C’est Hooker qui identifia et nomma la plante Braya pilosa, membre de la famille des Brassicacées parmi les angiospermes. De façon surprenante, dans les collections de l’herbier des Kew Gardens, près de Londres, on trouve des échantillons séchés de trois voyages séparés : Richardson en 1826 et 1848 (à l’occasion d’une expédition à la recherche de la dernière et tragique tentative de Franklin) et un récolté par un capitaine Pullen en 1850.
Ce qui nous amène à la dimension botanique. Avec des fleurs blanches relativement grandes, le braya poilu se distingue par le duvet sur ses tiges multiples (d’où son nom), dont la taille est de 4 à 12 cm. Cette plante vivace pousse sur des poches de silt et de sable calcaire dans une région qui est restée libre de glace pendant le Pléistocène. On estime qu’il se trouve 15 000 plants dans 13 colonies distribuées sur 64 km2. On sait peu de choses de sa physiologie, alors que son parfum et ses larges fleurs suggèrent qu’elle est pollinisée par les insectes.
Sans surprise, compte tenu de sa distribution étroite et de son environnement rigoureux, l’avenir du braya poilu semble peu encourageant. La régression de la banquise sur la mer de Beaufort, avec le réchauffement des températures, amènent une érosion rapide des habitats côtiers de la plante (à raison de près de 10 m par année), tandis que des tempêtes plus puissantes menacent les colonies de leurs embruns salés. Les populations plus nombreuses à l’écart des rivages sont aussi menacées par des inondations plus fréquentes.
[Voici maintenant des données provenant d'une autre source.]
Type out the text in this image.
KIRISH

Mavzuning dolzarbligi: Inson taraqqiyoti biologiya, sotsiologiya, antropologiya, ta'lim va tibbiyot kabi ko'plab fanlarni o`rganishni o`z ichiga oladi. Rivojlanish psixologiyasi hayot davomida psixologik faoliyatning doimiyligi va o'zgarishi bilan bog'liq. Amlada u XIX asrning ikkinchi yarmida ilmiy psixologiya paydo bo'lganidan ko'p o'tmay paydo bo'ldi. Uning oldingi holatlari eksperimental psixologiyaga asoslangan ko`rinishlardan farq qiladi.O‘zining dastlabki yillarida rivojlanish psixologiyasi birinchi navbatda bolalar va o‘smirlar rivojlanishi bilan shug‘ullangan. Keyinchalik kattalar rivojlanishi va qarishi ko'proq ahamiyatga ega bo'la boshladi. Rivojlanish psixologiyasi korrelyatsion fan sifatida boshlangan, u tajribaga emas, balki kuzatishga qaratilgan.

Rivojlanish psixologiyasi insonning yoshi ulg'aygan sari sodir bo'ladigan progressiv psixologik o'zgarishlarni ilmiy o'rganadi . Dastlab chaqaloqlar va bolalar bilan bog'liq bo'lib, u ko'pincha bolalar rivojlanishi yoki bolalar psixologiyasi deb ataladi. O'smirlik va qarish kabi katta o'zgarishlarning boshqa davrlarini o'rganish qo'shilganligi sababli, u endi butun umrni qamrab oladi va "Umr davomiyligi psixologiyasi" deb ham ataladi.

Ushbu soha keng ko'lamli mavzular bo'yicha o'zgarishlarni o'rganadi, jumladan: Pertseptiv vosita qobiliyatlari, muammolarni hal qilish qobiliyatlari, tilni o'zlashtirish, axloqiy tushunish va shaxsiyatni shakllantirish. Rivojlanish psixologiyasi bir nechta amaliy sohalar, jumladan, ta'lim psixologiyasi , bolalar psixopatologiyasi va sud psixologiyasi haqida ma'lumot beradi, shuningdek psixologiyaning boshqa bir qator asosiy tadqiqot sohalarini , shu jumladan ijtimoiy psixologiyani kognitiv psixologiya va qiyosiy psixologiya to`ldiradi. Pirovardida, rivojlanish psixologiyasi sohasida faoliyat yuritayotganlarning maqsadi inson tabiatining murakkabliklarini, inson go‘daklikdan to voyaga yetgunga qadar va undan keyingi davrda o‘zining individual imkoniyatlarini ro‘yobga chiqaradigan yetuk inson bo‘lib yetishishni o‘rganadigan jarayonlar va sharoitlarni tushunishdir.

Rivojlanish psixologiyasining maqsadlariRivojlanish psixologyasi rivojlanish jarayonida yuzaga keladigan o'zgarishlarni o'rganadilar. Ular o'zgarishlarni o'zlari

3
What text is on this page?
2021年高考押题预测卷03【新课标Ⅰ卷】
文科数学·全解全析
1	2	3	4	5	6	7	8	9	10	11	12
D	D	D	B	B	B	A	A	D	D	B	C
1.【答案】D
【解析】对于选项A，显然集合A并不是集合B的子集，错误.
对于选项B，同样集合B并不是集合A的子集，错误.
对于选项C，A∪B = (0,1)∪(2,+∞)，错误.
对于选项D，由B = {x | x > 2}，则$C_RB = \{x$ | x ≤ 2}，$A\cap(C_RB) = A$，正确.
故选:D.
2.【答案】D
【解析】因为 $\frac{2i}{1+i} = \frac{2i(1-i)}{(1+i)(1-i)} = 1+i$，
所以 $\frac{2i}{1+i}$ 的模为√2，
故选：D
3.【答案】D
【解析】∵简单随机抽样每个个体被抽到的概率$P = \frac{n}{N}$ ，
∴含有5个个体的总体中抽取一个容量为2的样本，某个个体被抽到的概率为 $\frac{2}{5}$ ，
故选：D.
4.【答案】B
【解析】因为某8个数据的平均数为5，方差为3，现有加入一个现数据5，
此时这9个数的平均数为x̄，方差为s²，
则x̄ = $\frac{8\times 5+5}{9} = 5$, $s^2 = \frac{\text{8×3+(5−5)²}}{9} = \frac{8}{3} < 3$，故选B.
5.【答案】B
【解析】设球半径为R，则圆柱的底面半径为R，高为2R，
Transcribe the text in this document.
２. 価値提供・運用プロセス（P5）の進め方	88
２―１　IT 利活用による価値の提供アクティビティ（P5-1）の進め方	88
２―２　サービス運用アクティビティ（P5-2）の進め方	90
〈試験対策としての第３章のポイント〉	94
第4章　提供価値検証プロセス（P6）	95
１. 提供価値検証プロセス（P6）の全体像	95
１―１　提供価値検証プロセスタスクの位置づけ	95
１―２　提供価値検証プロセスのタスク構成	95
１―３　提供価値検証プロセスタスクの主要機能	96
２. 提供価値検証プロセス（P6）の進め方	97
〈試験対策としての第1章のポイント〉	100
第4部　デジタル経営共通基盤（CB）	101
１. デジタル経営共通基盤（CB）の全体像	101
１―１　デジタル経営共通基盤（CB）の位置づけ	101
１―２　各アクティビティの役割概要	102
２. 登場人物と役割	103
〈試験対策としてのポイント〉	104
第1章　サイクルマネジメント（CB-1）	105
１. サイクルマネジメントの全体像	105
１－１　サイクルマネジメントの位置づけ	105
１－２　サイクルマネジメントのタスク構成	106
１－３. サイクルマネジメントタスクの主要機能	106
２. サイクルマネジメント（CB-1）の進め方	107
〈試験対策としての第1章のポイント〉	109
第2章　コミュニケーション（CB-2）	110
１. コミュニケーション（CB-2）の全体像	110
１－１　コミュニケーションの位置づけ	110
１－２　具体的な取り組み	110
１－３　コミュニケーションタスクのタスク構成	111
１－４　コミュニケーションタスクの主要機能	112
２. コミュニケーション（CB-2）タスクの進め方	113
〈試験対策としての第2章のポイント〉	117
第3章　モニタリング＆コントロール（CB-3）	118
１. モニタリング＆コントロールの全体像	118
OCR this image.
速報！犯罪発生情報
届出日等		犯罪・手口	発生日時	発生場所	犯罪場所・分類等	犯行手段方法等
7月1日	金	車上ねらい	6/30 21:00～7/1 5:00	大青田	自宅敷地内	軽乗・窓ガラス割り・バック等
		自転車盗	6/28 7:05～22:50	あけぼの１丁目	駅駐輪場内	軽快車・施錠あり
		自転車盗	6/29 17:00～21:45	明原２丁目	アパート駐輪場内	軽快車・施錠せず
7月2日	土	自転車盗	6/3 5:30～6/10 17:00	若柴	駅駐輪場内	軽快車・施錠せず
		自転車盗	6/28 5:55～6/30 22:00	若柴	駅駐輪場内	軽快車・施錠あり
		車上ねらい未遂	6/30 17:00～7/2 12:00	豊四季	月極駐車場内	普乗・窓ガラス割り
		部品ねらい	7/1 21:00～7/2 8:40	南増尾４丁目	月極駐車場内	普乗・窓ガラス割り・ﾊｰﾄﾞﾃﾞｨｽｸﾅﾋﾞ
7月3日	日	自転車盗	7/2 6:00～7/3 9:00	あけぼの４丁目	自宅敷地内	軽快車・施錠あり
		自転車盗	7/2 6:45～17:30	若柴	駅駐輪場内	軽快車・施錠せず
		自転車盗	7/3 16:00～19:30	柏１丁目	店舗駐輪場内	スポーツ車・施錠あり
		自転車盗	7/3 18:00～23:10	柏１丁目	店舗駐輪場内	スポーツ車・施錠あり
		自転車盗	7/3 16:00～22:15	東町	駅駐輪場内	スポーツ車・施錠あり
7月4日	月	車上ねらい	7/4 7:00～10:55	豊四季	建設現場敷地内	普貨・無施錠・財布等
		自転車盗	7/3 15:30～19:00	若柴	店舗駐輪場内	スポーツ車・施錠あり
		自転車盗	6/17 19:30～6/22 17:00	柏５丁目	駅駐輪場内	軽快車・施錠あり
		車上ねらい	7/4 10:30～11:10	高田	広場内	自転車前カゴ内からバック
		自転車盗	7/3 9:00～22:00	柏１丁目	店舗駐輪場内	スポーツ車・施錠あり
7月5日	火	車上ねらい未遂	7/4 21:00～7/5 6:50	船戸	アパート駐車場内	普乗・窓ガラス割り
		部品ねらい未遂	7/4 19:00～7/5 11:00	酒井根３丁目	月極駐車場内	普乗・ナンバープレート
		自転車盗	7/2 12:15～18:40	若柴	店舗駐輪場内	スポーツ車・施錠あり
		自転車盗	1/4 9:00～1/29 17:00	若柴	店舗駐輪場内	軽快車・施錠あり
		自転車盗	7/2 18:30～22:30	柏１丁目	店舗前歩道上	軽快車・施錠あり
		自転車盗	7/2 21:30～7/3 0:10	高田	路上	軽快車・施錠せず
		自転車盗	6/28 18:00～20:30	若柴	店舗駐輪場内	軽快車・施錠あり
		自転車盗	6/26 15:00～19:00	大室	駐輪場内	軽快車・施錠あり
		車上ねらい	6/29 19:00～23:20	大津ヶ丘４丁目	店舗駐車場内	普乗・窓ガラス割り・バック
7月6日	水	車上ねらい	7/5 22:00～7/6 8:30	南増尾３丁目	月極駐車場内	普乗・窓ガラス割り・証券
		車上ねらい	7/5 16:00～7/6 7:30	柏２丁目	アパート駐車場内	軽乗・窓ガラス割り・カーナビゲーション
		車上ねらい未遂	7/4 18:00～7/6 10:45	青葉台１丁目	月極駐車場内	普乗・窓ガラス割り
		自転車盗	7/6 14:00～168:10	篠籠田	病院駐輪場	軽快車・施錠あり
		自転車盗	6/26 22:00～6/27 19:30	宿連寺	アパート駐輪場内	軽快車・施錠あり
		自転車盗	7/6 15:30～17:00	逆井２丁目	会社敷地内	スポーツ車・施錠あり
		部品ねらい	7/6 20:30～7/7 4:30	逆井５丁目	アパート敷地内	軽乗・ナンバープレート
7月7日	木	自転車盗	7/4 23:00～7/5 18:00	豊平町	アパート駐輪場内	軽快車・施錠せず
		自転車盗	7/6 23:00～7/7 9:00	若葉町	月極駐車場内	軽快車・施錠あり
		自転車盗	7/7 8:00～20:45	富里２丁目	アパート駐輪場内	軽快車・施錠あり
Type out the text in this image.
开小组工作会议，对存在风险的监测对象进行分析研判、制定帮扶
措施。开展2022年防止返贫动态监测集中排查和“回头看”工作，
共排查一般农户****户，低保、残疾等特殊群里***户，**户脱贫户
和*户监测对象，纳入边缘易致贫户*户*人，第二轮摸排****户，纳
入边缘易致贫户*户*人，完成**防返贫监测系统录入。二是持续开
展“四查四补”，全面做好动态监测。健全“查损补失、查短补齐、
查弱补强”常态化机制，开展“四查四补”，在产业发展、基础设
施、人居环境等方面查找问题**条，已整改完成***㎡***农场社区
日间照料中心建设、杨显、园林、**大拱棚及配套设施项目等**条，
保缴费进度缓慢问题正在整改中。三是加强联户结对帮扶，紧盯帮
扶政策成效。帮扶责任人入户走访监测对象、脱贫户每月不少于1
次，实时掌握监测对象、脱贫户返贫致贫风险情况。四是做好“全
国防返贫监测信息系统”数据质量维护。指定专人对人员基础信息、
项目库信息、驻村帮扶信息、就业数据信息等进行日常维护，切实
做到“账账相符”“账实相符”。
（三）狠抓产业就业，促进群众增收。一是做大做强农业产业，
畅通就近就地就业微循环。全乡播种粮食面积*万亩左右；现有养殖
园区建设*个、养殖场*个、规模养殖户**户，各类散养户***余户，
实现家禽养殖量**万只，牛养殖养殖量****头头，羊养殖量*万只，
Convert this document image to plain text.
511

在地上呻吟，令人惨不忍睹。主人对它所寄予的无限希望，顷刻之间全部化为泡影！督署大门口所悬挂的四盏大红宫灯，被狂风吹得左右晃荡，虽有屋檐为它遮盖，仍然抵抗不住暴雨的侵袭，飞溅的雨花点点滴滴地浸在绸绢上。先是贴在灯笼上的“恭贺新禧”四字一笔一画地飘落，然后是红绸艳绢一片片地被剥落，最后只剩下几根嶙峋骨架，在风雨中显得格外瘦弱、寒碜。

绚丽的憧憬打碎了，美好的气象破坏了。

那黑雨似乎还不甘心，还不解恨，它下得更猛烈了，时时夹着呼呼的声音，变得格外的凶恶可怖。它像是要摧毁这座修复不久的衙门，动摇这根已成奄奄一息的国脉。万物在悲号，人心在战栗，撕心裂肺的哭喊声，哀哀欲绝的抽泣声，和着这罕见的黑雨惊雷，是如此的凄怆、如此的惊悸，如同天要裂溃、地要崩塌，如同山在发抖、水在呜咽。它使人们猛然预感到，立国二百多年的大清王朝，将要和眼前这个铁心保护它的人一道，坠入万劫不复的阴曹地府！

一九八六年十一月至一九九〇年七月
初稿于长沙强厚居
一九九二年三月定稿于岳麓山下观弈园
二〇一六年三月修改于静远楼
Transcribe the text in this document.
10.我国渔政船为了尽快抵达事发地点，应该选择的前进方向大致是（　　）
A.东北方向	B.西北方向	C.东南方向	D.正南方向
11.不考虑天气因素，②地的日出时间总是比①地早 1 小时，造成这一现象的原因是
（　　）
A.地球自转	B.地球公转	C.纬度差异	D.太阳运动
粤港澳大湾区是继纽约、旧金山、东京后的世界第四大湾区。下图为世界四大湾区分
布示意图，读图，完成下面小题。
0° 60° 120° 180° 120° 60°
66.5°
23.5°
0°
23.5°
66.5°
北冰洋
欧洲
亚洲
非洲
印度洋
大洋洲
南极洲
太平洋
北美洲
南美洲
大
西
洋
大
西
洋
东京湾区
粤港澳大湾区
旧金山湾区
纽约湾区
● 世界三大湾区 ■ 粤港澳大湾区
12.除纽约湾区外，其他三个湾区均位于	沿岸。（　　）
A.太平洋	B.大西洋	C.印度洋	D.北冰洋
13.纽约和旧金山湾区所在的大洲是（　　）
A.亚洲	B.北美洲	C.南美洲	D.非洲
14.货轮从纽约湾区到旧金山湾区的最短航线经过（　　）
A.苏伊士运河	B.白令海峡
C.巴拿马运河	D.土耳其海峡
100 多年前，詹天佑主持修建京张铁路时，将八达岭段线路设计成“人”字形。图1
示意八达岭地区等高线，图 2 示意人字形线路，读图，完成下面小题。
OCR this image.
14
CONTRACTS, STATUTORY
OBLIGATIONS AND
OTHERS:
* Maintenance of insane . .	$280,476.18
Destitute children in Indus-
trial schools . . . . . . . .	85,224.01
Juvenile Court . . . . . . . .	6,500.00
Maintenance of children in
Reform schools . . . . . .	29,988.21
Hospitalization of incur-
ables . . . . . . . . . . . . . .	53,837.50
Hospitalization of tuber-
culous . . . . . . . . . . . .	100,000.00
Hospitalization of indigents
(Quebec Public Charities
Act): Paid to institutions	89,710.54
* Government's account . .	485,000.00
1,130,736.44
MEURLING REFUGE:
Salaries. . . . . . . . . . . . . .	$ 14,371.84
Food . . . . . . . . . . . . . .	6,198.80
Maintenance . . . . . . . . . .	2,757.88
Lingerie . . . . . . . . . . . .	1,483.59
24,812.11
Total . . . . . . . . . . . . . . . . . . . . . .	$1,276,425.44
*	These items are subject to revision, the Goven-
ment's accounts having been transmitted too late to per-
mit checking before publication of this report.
La plante est mal équipée dans sa compétition avec d’autres espèces quand elle cherche à s’établir ou à s’étendre dans de nouveaux espaces, même si des espèces apparentées prospèrent au Groenland. Depuis 2013, Braya pilosa est classé comme en voie de disparition par le COSEPAC dans le cadre de la Loi sur les espèces en péril. Cette espèce rare canadienne, perdue et retrouvée, pourrait connaître une triste fin.